И вот еще цитата. «Когда мы...гуляли по улицам Заболотья – надо же было познакомиться с купленным имением – за нами обыкновенно следовала толпа мальчишек и кричала: «Затрапезные, затрапезные!» – делая таким образом из родовитой дворянской фамилии каламбур».

На слове «фамилия» я и решила посмотреть раннее значение прилагательного «затрапезный», еще до того, как заработала мануфактура Затрапезновых. Кстати, в описи Ярославского гостиного двора 1691 года владельцы лавок в москательном, крашенинном, коробейном и красильном рядах Максимка да Петрушка – основатель мануфактуры и его брат – значатся и как Затрапезные, и как Затрапезновы. В документе, данном в 1721 году в Ярославскую канцелярию Надворного суда, «Максимка» именует себя так: «гостиной сотни Максим Семенов сын Затрапезной». В «Словаре русского языка XI-XVII веков» приведено только одно значение прилагательного «затрапезный»: «кормящийся (по бедности) за общим монастырским столом (трапезой)». И пример употребления слова тоже один. Что интересно, взят он из «Книги переписныя Ярославлю посаду (снова Ярославль!) ярославцом посадцким людем и всяких чинов жилецким людем и их братии племянников и соседы и подсоседников» 1646 года. В переписи упоминается «двор посацково человека Парфенка Сафельева сына, сапожника – затрапезной бедной человек».

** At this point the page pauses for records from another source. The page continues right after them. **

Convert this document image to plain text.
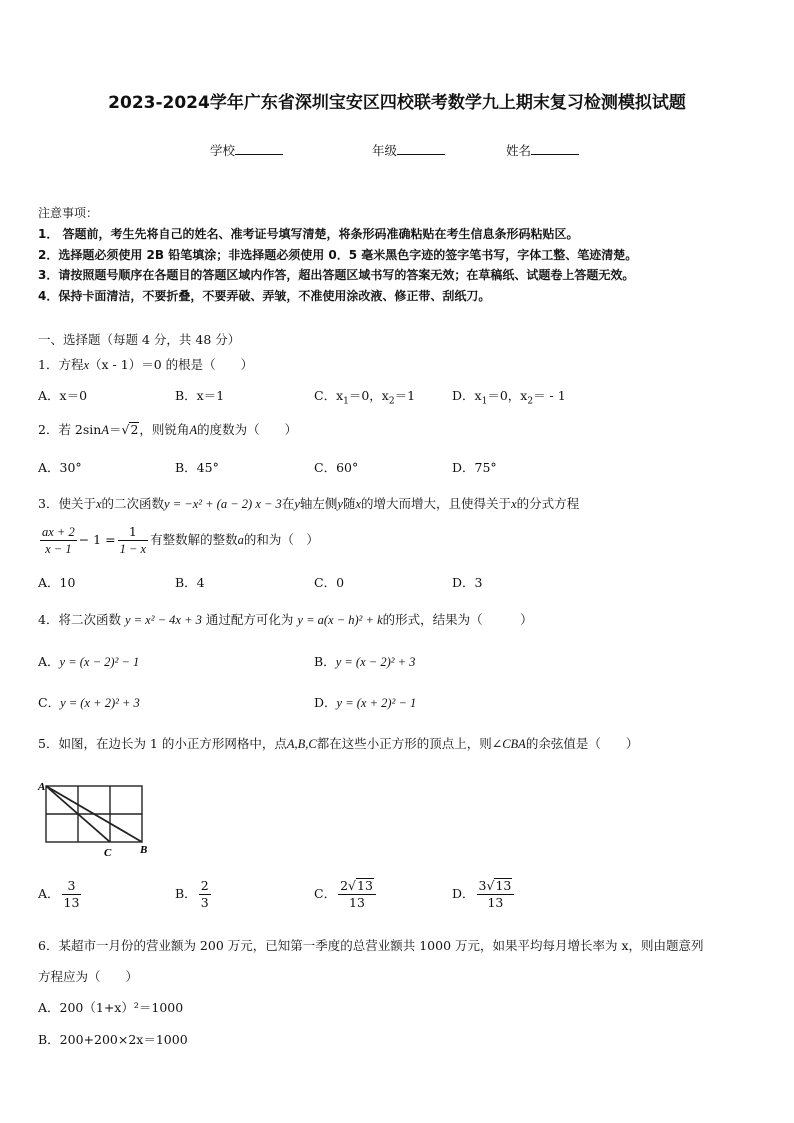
2023-2024学年广东省深圳宝安区四校联考数学九上期末复习检测模拟试题
学校	年级	姓名
注意事项：
1． 答题前，考生先将自己的姓名、准考证号填写清楚，将条形码准确粘贴在考生信息条形码粘贴区。
2．选择题必须使用 2B 铅笔填涂；非选择题必须使用 0．5 毫米黑色字迹的签字笔书写，字体工整、笔迹清楚。
3．请按照题号顺序在各题目的答题区域内作答，超出答题区域书写的答案无效；在草稿纸、试题卷上答题无效。
4．保持卡面清洁，不要折叠，不要弄破、弄皱，不准使用涂改液、修正带、刮纸刀。
一、选择题（每题 4 分，共 48 分）
1．方程x（x - 1）＝0 的根是（　　）
A．x＝0	B．x＝1	C．$x_1=0$，$x_2=1$	D．$x_1=0$，$x_2= - 1$
2．若 2sinA＝√2，则锐角A的度数为（　　）
A．30°	B．45°	C．60°	D．75°
3．使关于x的二次函数y = −x² + (a − 2) x − 3在y轴左侧y随x的增大而增大，且使得关于x的分式方程
$\frac{ax + 2}{x - 1} - 1 = \frac{1}{1 - x}$ 有整数解的整数a的和为（　）
A．10	B．4	C．0	D．3
4．将二次函数 y = x² − 4x + 3 通过配方可化为 y = a(x − h)² + k的形式，结果为（　　　）
A．y = (x − 2)² − 1	B．y = (x − 2)² + 3
C．y = (x + 2)² + 3	D．y = (x + 2)² − 1
5．如图，在边长为 1 的小正方形网格中，点A,B,C都在这些小正方形的顶点上，则∠CBA的余弦值是（　　）
A
B
C
A． $\frac{3}{13}$	B． $\frac{2}{3}$	C． $\frac{2√13}{13}$	D． $\frac{3√13}{13}$
6．某超市一月份的营业额为 200 万元，已知第一季度的总营业额共 1000 万元，如果平均每月增长率为 x，则由题意列
方程应为（　　）
A．200（1+x）²＝1000
B．200+200×2x＝1000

Максим Семенович Затрапезный родился около 1670 года, про его отца известно лишь, что и он владел лавками в ярославских торговых рядах. Так что вряд ли фамильное прозвище Затрапезный было дано по бедности. Одним из значений слова «трапеза» в те времена было «угощение как милостыня, пожертвование», возможно, «торговые люди» Затрапезные при церквях, где были прихожанами, устраивали как раз такие трапезы? Даль, составлявший свой словарь с 1819 года, обозначает прилагательное «затрапезный» как «за церковною трапезою находящийся».

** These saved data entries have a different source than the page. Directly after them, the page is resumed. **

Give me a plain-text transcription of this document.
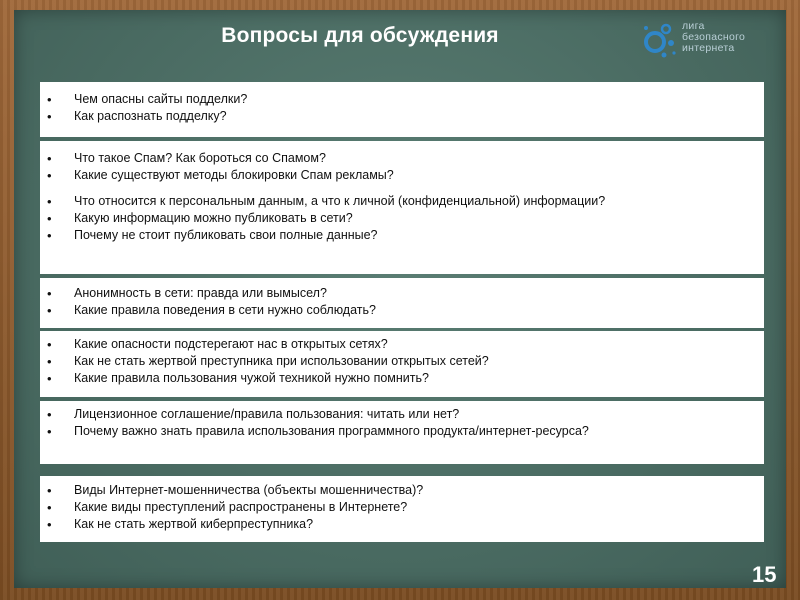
Вопросы для обсуждения	лига
безопасного
интернета
• Чем опасны сайты подделки?
• Как распознать подделку?
• Что такое Спам? Как бороться со Спамом?
• Какие существуют методы блокировки Спам рекламы?
• Что относится к персональным данным, а что к личной (конфиденциальной) информации?
• Какую информацию можно публиковать в сети?
• Почему не стоит публиковать свои полные данные?
• Анонимность в сети: правда или вымысел?
• Какие правила поведения в сети нужно соблюдать?
• Какие опасности подстерегают нас в открытых сетях?
• Как не стать жертвой преступника при использовании открытых сетей?
• Какие правила пользования чужой техникой нужно помнить?
• Лицензионное соглашение/правила пользования: читать или нет?
• Почему важно знать правила использования программного продукта/интернет-ресурса?
• Виды Интернет-мошенничества (объекты мошенничества)?
• Какие виды преступлений распространены в Интернете?
• Как не стать жертвой киберпреступника?
15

Словом, вопрос происхождения фамильного прозвища промышленников, ставшего нарицательным, остается открытым. Как писал этнограф, исследователь «живой русской речи» Сергей Васильевич Максимов в книге «Крылатые слова» (1899 год), «углубляясь в дремучий и роскошный лес родного языка, богатого, сильного и свежаго, краткого и ясного, на этот раз, конечно, довелось пробраться лишь по опушке».